Outra homenagem de "Repensista" é "De repente Cássia Eller". Ortinho conheceu a cantora há muitos anos, durante um festival em Garanhuns. Se gostaram de cara, trocaram ideias e ele prometeu compor uma música para ela. A composição ficou pronta na mesma época em que Cássia faleceu e ele preferiu guardá-la. Por sugestão de Arnaldo Antunes, seu parceiro em "A casa é sua", ele resolveu tirá-la da gaveta.

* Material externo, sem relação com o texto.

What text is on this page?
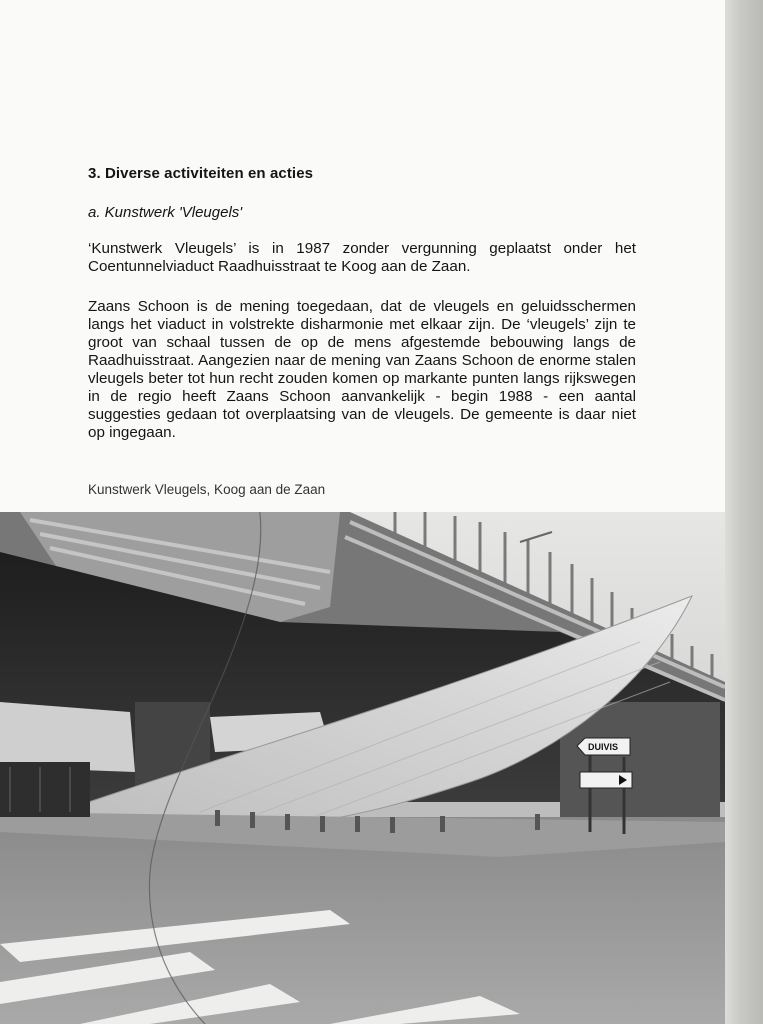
3. Diverse activiteiten en acties
a. Kunstwerk 'Vleugels'

‘Kunstwerk Vleugels’ is in 1987 zonder vergunning geplaatst onder het Coentunnelviaduct Raadhuisstraat te Koog aan de Zaan.

Zaans Schoon is de mening toegedaan, dat de vleugels en geluidsschermen langs het viaduct in volstrekte disharmonie met elkaar zijn. De ‘vleugels’ zijn te groot van schaal tussen de op de mens afgestemde bebouwing langs de Raadhuisstraat. Aangezien naar de mening van Zaans Schoon de enorme stalen vleugels beter tot hun recht zouden komen op markante punten langs rijkswegen in de regio heeft Zaans Schoon aanvankelijk - begin 1988 - een aantal suggesties gedaan tot overplaatsing van de vleugels. De gemeente is daar niet op ingegaan.

Kunstwerk Vleugels, Koog aan de Zaan

DUIVIS
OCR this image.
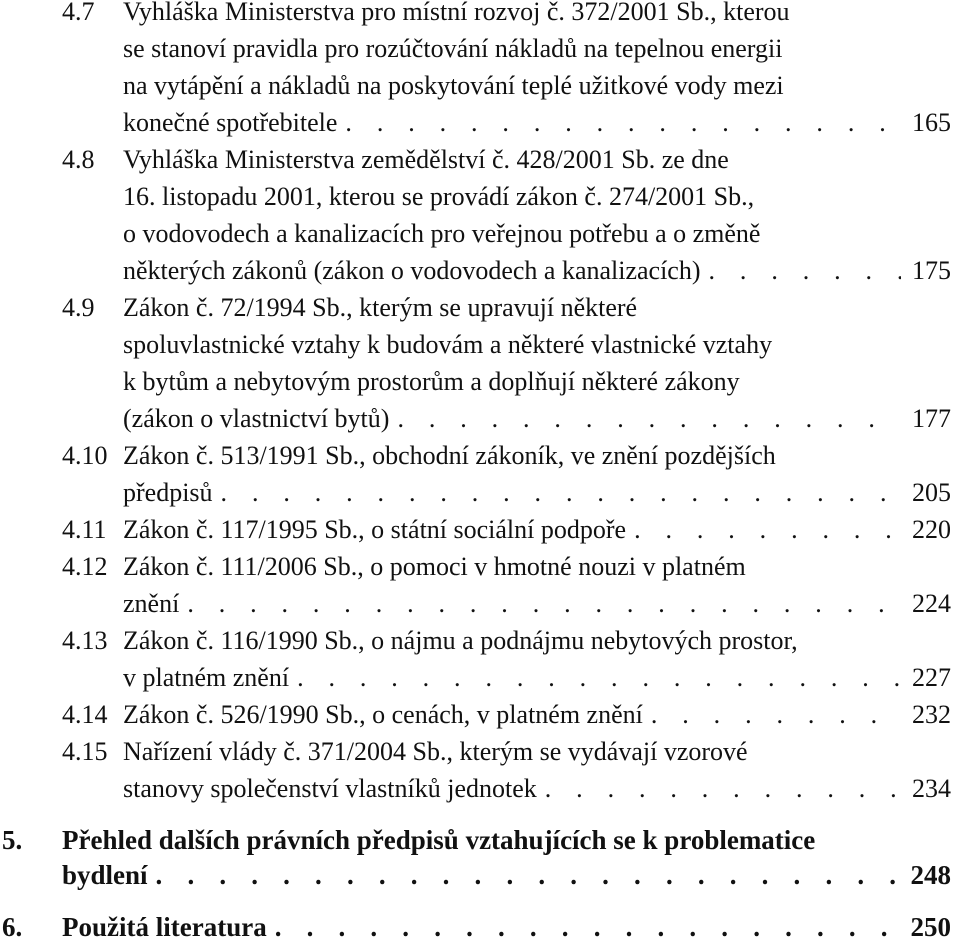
4.7 Vyhláška Ministerstva pro místní rozvoj č. 372/2001 Sb., kterou
se stanoví pravidla pro rozúčtování nákladů na tepelnou energii
na vytápění a nákladů na poskytování teplé užitkové vody mezi
konečné spotřebitele . . .	165
4.8 Vyhláška Ministerstva zemědělství č. 428/2001 Sb. ze dne
16. listopadu 2001, kterou se provádí zákon č. 274/2001 Sb.,
o vodovodech a kanalizacích pro veřejnou potřebu a o změně
některých zákonů (zákon o vodovodech a kanalizacích) . . .	175
4.9 Zákon č. 72/1994 Sb., kterým se upravují některé
spoluvlastnické vztahy k budovám a některé vlastnické vztahy
k bytům a nebytovým prostorům a doplňují některé zákony
(zákon o vlastnictví bytů) . . .	177
4.10 Zákon č. 513/1991 Sb., obchodní zákoník, ve znění pozdějších
předpisů . . .	205
4.11 Zákon č. 117/1995 Sb., o státní sociální podpoře . . .	220
4.12 Zákon č. 111/2006 Sb., o pomoci v hmotné nouzi v platném
znění . . .	224
4.13 Zákon č. 116/1990 Sb., o nájmu a podnájmu nebytových prostor,
v platném znění . . .	227
4.14 Zákon č. 526/1990 Sb., o cenách, v platném znění . . .	232
4.15 Nařízení vlády č. 371/2004 Sb., kterým se vydávají vzorové
stanovy společenství vlastníků jednotek . . .	234
5. Přehled dalších právních předpisů vztahujících se k problematice
bydlení . . .	248
6. Použitá literatura . . .	250
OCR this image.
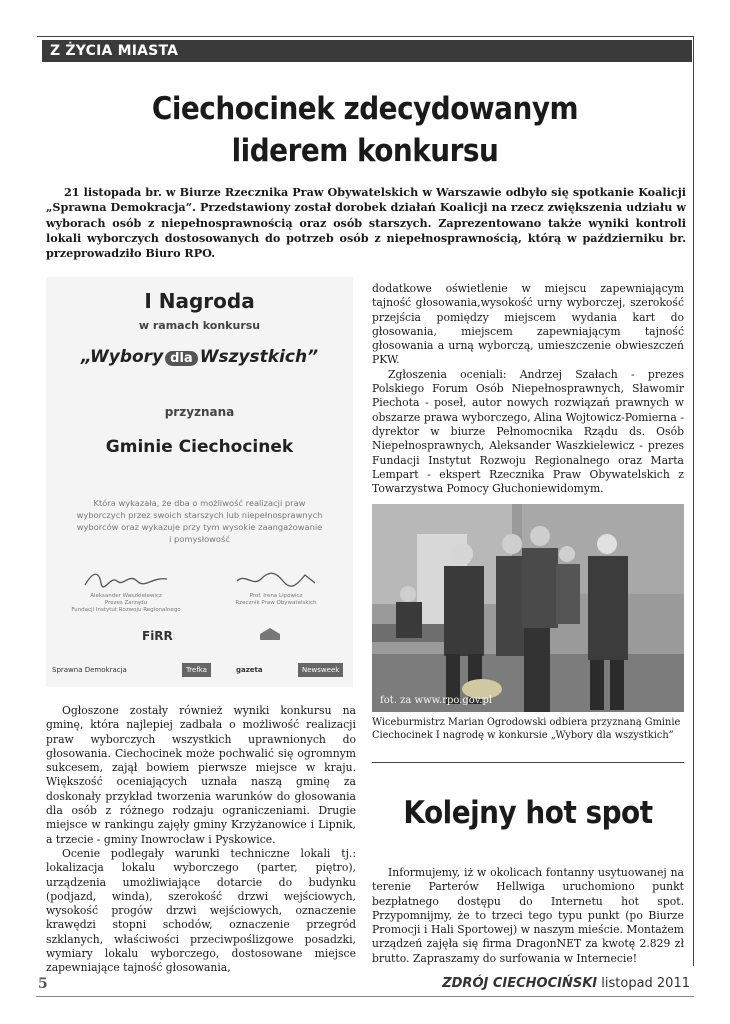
Z ŻYCIA MIASTA
Ciechocinek zdecydowanym
liderem konkursu

21 listopada br. w Biurze Rzecznika Praw Obywatelskich w Warszawie odbyło się spotkanie Koalicji „Sprawna Demokracja”. Przedstawiony został dorobek działań Koalicji na rzecz zwiększenia udziału w wyborach osób z niepełnosprawnością oraz osób starszych. Zaprezentowano także wyniki kontroli lokali wyborczych dostosowanych do potrzeb osób z niepełnosprawnością, którą w październiku br. przeprowadziło Biuro RPO.

I Nagroda
w ramach konkursu
„Wybory dla Wszystkich”
przyznana
Gminie Ciechocinek
Która wykazała, że dba o możliwość realizacji praw wyborczych przez swoich starszych lub niepełnosprawnych wyborców oraz wykazuje przy tym wysokie zaangażowanie i pomysłowość
Aleksander Waszkielewicz
Prezes Zarządu
Fundacji Instytut Rozwoju Regionalnego
Prof. Irena Lipowicz
Rzecznik Praw Obywatelskich
FiRR
Sprawna Demokracja	Trefka	gazeta	Newsweek

Ogłoszone zostały również wyniki konkursu na gminę, która najlepiej zadbała o możliwość realizacji praw wyborczych wszystkich uprawnionych do głosowania. Ciechocinek może pochwalić się ogromnym sukcesem, zajął bowiem pierwsze miejsce w kraju. Większość oceniających uznała naszą gminę za doskonały przykład tworzenia warunków do głosowania dla osób z różnego rodzaju ograniczeniami. Drugie miejsce w rankingu zajęły gminy Krzyżanowice i Lipnik, a trzecie - gminy Inowrocław i Pyskowice.

Ocenie podlegały warunki techniczne lokali tj.: lokalizacja lokalu wyborczego (parter, piętro), urządzenia umożliwiające dotarcie do budynku (podjazd, winda), szerokość drzwi wejściowych, wysokość progów drzwi wejściowych, oznaczenie krawędzi stopni schodów, oznaczenie przegród szklanych, właściwości przeciwpoślizgowe posadzki, wymiary lokalu wyborczego, dostosowane miejsce zapewniające tajność głosowania,

dodatkowe oświetlenie w miejscu zapewniającym tajność głosowania,wysokość urny wyborczej, szerokość przejścia pomiędzy miejscem wydania kart do głosowania, miejscem zapewniającym tajność głosowania a urną wyborczą, umieszczenie obwieszczeń PKW.

Zgłoszenia oceniali: Andrzej Szałach - prezes Polskiego Forum Osób Niepełnosprawnych, Sławomir Piechota - poseł, autor nowych rozwiązań prawnych w obszarze prawa wyborczego, Alina Wojtowicz-Pomierna - dyrektor w biurze Pełnomocnika Rządu ds. Osób Niepełnosprawnych, Aleksander Waszkielewicz - prezes Fundacji Instytut Rozwoju Regionalnego oraz Marta Lempart - ekspert Rzecznika Praw Obywatelskich z Towarzystwa Pomocy Głuchoniewidomym.

fot. za www.rpo.gov.pl
Wiceburmistrz Marian Ogrodowski odbiera przyznaną Gminie Ciechocinek I nagrodę w konkursie „Wybory dla wszystkich”
Kolejny hot spot

Informujemy, iż w okolicach fontanny usytuowanej na terenie Parterów Hellwiga uruchomiono punkt bezpłatnego dostępu do Internetu hot spot. Przypomnijmy, że to trzeci tego typu punkt (po Biurze Promocji i Hali Sportowej) w naszym mieście. Montażem urządzeń zajęła się firma DragonNET za kwotę 2.829 zł brutto. Zapraszamy do surfowania w Internecie!

5	ZDRÓJ CIECHOCIŃSKI listopad 2011
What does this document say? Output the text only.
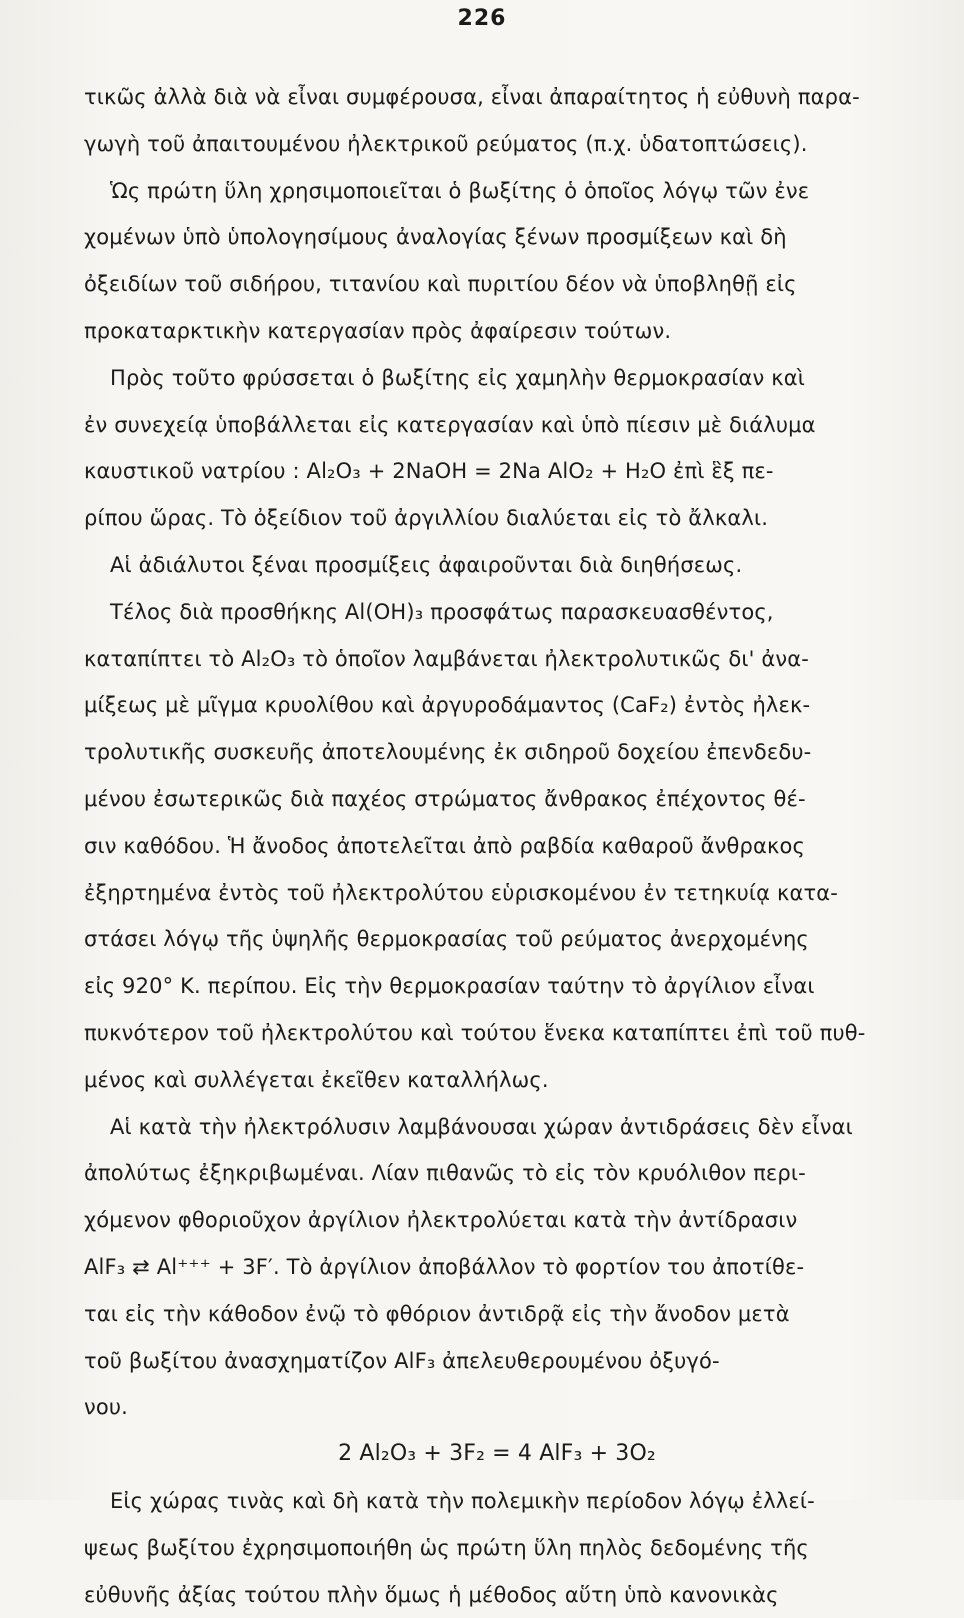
226
τικῶς ἀλλὰ διὰ νὰ εἶναι συμφέρουσα, εἶναι ἀπαραίτητος ἡ εὐθυνὴ παρα-
γωγὴ τοῦ ἀπαιτουμένου ἠλεκτρικοῦ ρεύματος (π.χ. ὑδατοπτώσεις).
Ὡς πρώτη ὕλη χρησιμοποιεῖται ὁ βωξίτης ὁ ὁποῖος λόγῳ τῶν ἐνε
χομένων ὑπὸ ὑπολογησίμους ἀναλογίας ξένων προσμίξεων καὶ δὴ
ὀξειδίων τοῦ σιδήρου, τιτανίου καὶ πυριτίου δέον νὰ ὑποβληθῇ εἰς
προκαταρκτικὴν κατεργασίαν πρὸς ἀφαίρεσιν τούτων.
Πρὸς τοῦτο φρύσσεται ὁ βωξίτης εἰς χαμηλὴν θερμοκρασίαν καὶ
ἐν συνεχείᾳ ὑποβάλλεται εἰς κατεργασίαν καὶ ὑπὸ πίεσιν μὲ διάλυμα
καυστικοῦ νατρίου : Al₂O₃ + 2NaOH = 2Na AlO₂ + H₂O ἐπὶ ἓξ πε-
ρίπου ὥρας. Τὸ ὀξείδιον τοῦ ἀργιλλίου διαλύεται εἰς τὸ ἄλκαλι.
Αἱ ἀδιάλυτοι ξέναι προσμίξεις ἀφαιροῦνται διὰ διηθήσεως.
Τέλος διὰ προσθήκης Al(OH)₃ προσφάτως παρασκευασθέντος,
καταπίπτει τὸ Al₂O₃ τὸ ὁποῖον λαμβάνεται ἠλεκτρολυτικῶς δι' ἀνα-
μίξεως μὲ μῖγμα κρυολίθου καὶ ἀργυροδάμαντος (CaF₂) ἐντὸς ἠλεκ-
τρολυτικῆς συσκευῆς ἀποτελουμένης ἐκ σιδηροῦ δοχείου ἐπενδεδυ-
μένου ἐσωτερικῶς διὰ παχέος στρώματος ἄνθρακος ἐπέχοντος θέ-
σιν καθόδου. Ἡ ἄνοδος ἀποτελεῖται ἀπὸ ραβδία καθαροῦ ἄνθρακος
ἐξηρτημένα ἐντὸς τοῦ ἠλεκτρολύτου εὑρισκομένου ἐν τετηκυίᾳ κατα-
στάσει λόγῳ τῆς ὑψηλῆς θερμοκρασίας τοῦ ρεύματος ἀνερχομένης
εἰς 920° K. περίπου. Εἰς τὴν θερμοκρασίαν ταύτην τὸ ἀργίλιον εἶναι
πυκνότερον τοῦ ἠλεκτρολύτου καὶ τούτου ἕνεκα καταπίπτει ἐπὶ τοῦ πυθ-
μένος καὶ συλλέγεται ἐκεῖθεν καταλλήλως.
Αἱ κατὰ τὴν ἠλεκτρόλυσιν λαμβάνουσαι χώραν ἀντιδράσεις δὲν εἶναι
ἀπολύτως ἐξηκριβωμέναι. Λίαν πιθανῶς τὸ εἰς τὸν κρυόλιθον περι-
χόμενον φθοριοῦχον ἀργίλιον ἠλεκτρολύεται κατὰ τὴν ἀντίδρασιν
AlF₃ ⇄ Al⁺⁺⁺ + 3F′. Τὸ ἀργίλιον ἀποβάλλον τὸ φορτίον του ἀποτίθε-
ται εἰς τὴν κάθοδον ἐνῷ τὸ φθόριον ἀντιδρᾷ εἰς τὴν ἄνοδον μετὰ
τοῦ βωξίτου ἀνασχηματίζον AlF₃ ἀπελευθερουμένου ὀξυγό-
νου.
2 Al₂O₃ + 3F₂ = 4 AlF₃ + 3O₂
Εἰς χώρας τινὰς καὶ δὴ κατὰ τὴν πολεμικὴν περίοδον λόγῳ ἐλλεί-
ψεως βωξίτου ἐχρησιμοποιήθη ὡς πρώτη ὕλη πηλὸς δεδομένης τῆς
εὐθυνῆς ἀξίας τούτου πλὴν ὅμως ἡ μέθοδος αὕτη ὑπὸ κανονικὰς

"De Repente Cássia Eller" é uma boa representante do psicodelismo de Ortinho. Com voz grave, ele fala de um abandono devastador ao ponto de fazê-lo "botar um sapo no ouvido para comer seus grilos". A base é um baião com bateria desconstruída, riff de guitarra, ritmo de rap e sei lá mais o que. "Repensista dos encantados" parte dos mesmos elementos, mas se aproxima de Alceu Valença, tanto na pisada do forró quanto na letra filosófica existencial. Já "Alice, Amor e paixão" é puro Zé Ramalho, desde o canto quase falado ao universo poético expandido e dramático.
"Repensista" tem ainda o rock autoreferencial "Há quem diga", a balada bolero brega "Grito de uma arara" e a regravação de "Solto no tempo", gravada por Ortinho no álbum "Somos" (2006). A nova versão, mais melancólica sobre o teclado de Sandoval Filho, lembra o estilo de Zeca Baleiro - outro que bebeu muito nessa fonte psicodélica. E tem "Senhora do amor", que começa numa viagem espacial, cai no baião e azeita nas guitarras pesadas de Rovilson Pascoal, produtor do disco. Agora Ortinho se prepara para levar "Repensista" para a estrada. "E quero muito ir para Fortaleza, né? Inclusive, no show, eu toco música do pessoal de Fortaleza", adianta.